A Hungarian lost art dispute to last a lifetime

Caroline Hendrix, Senior Writer

Can you imagine having all of your prize-possessions ripped away from you? This is the harsh reality for the heirs of a well-known Hungarian banker and art collector, Baron Mor Lipot Herzog. He had an exquisite eye for picking out some of the most famous masterpieces we have in museums and universities across Europe to date, from artists ranging from Francisco Goya to Anthony Van Dyck. It was not Herzog’s intention for his collection of more than 2,000 pieces to be spread out across the globe, and his relatives are still fighting for its return decades later.
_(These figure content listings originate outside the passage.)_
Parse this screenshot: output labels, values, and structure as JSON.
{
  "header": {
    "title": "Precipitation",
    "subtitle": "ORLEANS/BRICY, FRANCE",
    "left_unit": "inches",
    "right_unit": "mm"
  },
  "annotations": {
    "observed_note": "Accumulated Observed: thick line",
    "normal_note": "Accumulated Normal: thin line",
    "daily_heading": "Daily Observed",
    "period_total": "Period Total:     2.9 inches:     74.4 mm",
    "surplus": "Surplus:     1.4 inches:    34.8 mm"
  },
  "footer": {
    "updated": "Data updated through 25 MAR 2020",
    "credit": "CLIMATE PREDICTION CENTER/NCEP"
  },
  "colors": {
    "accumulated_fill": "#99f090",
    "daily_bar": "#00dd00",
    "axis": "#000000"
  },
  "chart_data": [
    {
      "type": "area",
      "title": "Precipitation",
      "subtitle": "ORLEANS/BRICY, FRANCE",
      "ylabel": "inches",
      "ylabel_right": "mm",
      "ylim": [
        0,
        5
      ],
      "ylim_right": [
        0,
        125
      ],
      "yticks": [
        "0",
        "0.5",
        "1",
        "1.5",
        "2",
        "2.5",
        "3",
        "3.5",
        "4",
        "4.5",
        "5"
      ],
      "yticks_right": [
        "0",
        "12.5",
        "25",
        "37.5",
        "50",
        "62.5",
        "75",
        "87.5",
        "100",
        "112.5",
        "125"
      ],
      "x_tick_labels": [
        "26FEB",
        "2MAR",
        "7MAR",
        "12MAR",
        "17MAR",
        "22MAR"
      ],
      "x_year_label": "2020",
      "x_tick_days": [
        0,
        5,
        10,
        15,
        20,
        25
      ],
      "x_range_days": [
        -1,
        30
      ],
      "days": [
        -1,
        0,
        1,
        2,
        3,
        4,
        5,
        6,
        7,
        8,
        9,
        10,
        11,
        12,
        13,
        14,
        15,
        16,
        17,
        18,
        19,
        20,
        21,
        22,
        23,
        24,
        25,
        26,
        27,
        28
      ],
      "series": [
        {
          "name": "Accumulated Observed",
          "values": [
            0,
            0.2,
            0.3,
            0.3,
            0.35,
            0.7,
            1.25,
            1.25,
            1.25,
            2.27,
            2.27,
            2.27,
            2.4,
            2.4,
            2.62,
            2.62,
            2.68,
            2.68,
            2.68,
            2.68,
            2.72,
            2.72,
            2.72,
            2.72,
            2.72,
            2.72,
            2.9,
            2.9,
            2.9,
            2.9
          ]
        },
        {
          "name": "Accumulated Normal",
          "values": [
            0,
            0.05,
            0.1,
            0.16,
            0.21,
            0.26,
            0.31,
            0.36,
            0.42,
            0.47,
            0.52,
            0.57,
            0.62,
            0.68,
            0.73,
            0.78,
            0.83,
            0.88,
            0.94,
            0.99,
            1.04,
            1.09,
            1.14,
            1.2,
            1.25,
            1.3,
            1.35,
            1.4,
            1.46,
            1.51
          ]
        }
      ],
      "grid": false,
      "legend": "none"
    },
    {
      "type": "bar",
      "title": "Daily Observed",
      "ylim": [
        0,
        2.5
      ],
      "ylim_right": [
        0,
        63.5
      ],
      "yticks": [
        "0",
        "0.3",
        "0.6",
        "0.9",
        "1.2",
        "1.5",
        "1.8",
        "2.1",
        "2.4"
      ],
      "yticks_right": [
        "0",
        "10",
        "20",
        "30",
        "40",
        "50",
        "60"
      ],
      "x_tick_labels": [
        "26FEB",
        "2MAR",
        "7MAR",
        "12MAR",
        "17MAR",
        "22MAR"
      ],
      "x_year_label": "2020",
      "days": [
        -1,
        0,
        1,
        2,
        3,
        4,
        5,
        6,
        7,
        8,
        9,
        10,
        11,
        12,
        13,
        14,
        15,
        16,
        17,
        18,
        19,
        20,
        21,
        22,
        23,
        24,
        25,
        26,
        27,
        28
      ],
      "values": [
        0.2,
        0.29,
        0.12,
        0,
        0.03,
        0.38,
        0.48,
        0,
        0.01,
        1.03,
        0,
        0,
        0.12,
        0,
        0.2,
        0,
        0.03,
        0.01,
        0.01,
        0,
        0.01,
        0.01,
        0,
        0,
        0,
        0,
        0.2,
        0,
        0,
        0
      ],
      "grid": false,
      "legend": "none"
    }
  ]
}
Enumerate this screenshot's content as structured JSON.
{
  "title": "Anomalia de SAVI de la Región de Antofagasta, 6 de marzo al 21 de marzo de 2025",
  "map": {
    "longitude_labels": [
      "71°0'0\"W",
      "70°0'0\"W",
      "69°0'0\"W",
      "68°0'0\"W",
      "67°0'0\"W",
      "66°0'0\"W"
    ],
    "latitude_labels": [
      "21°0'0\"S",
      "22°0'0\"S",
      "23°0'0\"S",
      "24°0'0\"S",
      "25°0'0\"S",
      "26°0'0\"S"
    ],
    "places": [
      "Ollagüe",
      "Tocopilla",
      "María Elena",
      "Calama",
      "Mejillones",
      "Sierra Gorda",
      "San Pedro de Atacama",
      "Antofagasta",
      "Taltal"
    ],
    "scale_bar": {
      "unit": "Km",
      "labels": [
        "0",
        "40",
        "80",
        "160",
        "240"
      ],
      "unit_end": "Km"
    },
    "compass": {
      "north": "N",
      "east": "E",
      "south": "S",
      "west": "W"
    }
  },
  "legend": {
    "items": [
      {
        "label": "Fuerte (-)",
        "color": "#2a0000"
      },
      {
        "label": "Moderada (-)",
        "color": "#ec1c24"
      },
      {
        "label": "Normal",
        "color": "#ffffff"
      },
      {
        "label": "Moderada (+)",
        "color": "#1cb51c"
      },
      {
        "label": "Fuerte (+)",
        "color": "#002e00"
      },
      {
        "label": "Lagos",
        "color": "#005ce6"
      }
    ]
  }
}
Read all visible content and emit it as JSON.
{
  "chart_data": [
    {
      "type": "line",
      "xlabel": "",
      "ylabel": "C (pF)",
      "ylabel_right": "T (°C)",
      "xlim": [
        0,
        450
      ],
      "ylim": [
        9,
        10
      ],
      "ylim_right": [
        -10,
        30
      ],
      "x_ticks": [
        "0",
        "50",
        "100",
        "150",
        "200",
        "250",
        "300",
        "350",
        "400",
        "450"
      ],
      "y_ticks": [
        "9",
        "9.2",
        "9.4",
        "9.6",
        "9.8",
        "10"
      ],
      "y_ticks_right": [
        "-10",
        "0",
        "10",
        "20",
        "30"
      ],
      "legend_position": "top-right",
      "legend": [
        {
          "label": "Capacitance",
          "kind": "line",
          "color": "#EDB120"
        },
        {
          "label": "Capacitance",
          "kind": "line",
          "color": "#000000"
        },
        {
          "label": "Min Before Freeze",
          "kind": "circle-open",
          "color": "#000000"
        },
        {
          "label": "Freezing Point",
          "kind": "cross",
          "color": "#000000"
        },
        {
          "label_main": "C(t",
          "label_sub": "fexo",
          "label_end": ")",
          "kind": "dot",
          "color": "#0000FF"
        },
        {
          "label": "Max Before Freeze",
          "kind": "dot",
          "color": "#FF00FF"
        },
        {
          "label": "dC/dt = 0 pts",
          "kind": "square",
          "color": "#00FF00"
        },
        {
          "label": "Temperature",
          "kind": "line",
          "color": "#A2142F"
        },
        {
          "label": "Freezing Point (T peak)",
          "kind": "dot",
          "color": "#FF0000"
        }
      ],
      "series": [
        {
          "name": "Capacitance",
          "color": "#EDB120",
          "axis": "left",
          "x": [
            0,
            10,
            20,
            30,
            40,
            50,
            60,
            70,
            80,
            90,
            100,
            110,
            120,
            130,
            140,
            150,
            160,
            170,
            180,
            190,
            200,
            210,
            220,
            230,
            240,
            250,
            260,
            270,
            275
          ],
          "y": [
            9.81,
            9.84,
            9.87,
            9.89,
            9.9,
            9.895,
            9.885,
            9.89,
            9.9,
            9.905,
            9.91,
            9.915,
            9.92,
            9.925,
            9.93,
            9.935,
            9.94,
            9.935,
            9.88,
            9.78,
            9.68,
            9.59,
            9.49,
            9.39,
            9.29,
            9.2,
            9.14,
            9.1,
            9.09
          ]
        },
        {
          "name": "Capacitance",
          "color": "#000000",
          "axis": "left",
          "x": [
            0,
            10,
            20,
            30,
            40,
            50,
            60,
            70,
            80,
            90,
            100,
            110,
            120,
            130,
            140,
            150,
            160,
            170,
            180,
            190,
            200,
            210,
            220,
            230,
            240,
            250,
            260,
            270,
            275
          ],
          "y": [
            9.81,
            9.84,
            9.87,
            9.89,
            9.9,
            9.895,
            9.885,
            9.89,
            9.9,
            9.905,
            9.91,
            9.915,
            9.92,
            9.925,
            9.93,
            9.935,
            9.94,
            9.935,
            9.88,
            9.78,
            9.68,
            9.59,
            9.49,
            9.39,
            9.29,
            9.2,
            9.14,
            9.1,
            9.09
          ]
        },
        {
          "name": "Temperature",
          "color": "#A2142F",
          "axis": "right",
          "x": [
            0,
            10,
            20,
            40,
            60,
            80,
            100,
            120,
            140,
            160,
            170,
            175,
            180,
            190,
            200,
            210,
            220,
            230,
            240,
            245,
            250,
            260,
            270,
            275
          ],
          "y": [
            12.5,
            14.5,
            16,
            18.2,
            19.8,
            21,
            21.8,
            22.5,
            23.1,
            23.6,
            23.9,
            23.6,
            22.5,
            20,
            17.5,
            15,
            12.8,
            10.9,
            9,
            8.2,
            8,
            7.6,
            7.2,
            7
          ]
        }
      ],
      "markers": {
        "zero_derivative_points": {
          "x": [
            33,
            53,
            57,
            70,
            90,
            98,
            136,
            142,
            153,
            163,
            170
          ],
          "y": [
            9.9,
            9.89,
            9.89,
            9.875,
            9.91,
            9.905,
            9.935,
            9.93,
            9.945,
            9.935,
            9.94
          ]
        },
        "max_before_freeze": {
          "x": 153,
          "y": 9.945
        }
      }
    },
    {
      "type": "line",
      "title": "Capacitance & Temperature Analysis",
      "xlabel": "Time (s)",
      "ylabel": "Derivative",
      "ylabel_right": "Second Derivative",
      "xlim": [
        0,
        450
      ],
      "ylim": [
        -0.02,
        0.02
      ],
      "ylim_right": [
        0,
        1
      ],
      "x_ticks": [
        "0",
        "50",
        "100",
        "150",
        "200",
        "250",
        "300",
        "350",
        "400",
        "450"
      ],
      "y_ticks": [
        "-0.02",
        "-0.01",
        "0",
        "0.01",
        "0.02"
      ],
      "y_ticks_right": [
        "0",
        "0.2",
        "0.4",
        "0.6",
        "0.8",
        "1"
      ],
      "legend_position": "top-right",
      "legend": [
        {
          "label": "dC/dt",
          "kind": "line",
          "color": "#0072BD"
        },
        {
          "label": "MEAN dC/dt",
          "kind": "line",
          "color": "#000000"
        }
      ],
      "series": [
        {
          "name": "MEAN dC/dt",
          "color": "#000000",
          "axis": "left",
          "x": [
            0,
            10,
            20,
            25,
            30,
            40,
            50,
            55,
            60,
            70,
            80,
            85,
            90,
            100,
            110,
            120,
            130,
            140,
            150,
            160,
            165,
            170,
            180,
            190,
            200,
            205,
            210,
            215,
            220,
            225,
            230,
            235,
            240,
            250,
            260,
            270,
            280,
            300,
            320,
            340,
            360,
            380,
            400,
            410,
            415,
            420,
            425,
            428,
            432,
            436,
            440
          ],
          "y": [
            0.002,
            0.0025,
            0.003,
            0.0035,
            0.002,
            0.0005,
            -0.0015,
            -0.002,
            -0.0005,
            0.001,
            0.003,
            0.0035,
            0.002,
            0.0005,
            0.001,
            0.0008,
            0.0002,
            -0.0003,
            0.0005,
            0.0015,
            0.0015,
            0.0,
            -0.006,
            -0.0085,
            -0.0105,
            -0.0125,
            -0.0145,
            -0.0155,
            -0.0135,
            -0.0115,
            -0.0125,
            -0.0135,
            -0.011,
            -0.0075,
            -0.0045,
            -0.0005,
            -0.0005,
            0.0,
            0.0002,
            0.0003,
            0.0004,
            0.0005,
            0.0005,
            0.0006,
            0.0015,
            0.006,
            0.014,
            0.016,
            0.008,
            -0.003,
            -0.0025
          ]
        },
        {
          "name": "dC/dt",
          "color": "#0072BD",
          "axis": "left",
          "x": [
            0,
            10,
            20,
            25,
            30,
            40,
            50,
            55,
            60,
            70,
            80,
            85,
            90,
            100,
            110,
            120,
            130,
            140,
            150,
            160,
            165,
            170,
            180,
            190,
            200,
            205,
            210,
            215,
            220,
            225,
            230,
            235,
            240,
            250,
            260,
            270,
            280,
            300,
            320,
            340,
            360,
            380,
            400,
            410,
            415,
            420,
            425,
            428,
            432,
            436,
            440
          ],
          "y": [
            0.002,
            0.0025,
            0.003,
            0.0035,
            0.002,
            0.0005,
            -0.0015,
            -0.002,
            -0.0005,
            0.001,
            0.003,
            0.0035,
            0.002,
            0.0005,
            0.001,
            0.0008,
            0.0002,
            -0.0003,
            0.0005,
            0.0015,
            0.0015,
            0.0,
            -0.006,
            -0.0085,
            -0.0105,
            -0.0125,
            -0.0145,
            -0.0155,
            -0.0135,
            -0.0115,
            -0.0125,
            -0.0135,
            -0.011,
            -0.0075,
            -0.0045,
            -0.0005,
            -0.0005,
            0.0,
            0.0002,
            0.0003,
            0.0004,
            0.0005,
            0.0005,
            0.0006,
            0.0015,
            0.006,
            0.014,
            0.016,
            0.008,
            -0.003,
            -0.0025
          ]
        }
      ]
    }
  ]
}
According to the New York Times, after Herzog’s death, his children became the inherited owners of his collection and, although they managed to hide it in an attempt to prevent it from being looted during World War II, Nazi officials in assistance with the Hungarian government managed to find and seize many of the works. Some pieces went to museums and universities in Hungary, while others were sent to various locations throughout Europe. Even after the war ended, most of the collection remains in these locations instead of being returned to the Herzog family. The Art Newspaper explains that heirs of Herzog are fighting in court for the return of over 40 pieces that are said to value at over $100 million. The economic aspect of this case is hard to ignore. If my family had possessions worth $100 million ripped away from us against our will and not returned eventually, I would hold the same anger as Herzog’s heirs. And while their intentions for wanting to reclaim the collection may not be surrounding its economic value, it would be hard to believe that it is not a massive aspect.

The family has been awaiting the retrieval of the collection since the end of World War II when Herzog’s son-in-law, Alfonz Weiss de Csepel, began writing to various countries asking for help according to an article from the New York Times. The article explains that even today, there is no end in sight after 75 years of the Herzog family’s efforts and the Hungarian government is being criticized for its lack of action.

Overall, the heirs of Baron Herzog and their fight for the retrieval of his remarkable collection is an illuminating factor of lasting effects of the Nazi era. And the case is a tricky one. From Herzog’s perspective, it is just that the collection that they inherited be returned to them. But the spread of this collection into various universities and museums has fostered knowledge and a greater understanding of the period through the lens of the artists from which Baron had collected from. Is it right for these pieces to be locked up for only a select few to see or are they of more value where anyone can visit and experience the cultures that they depict?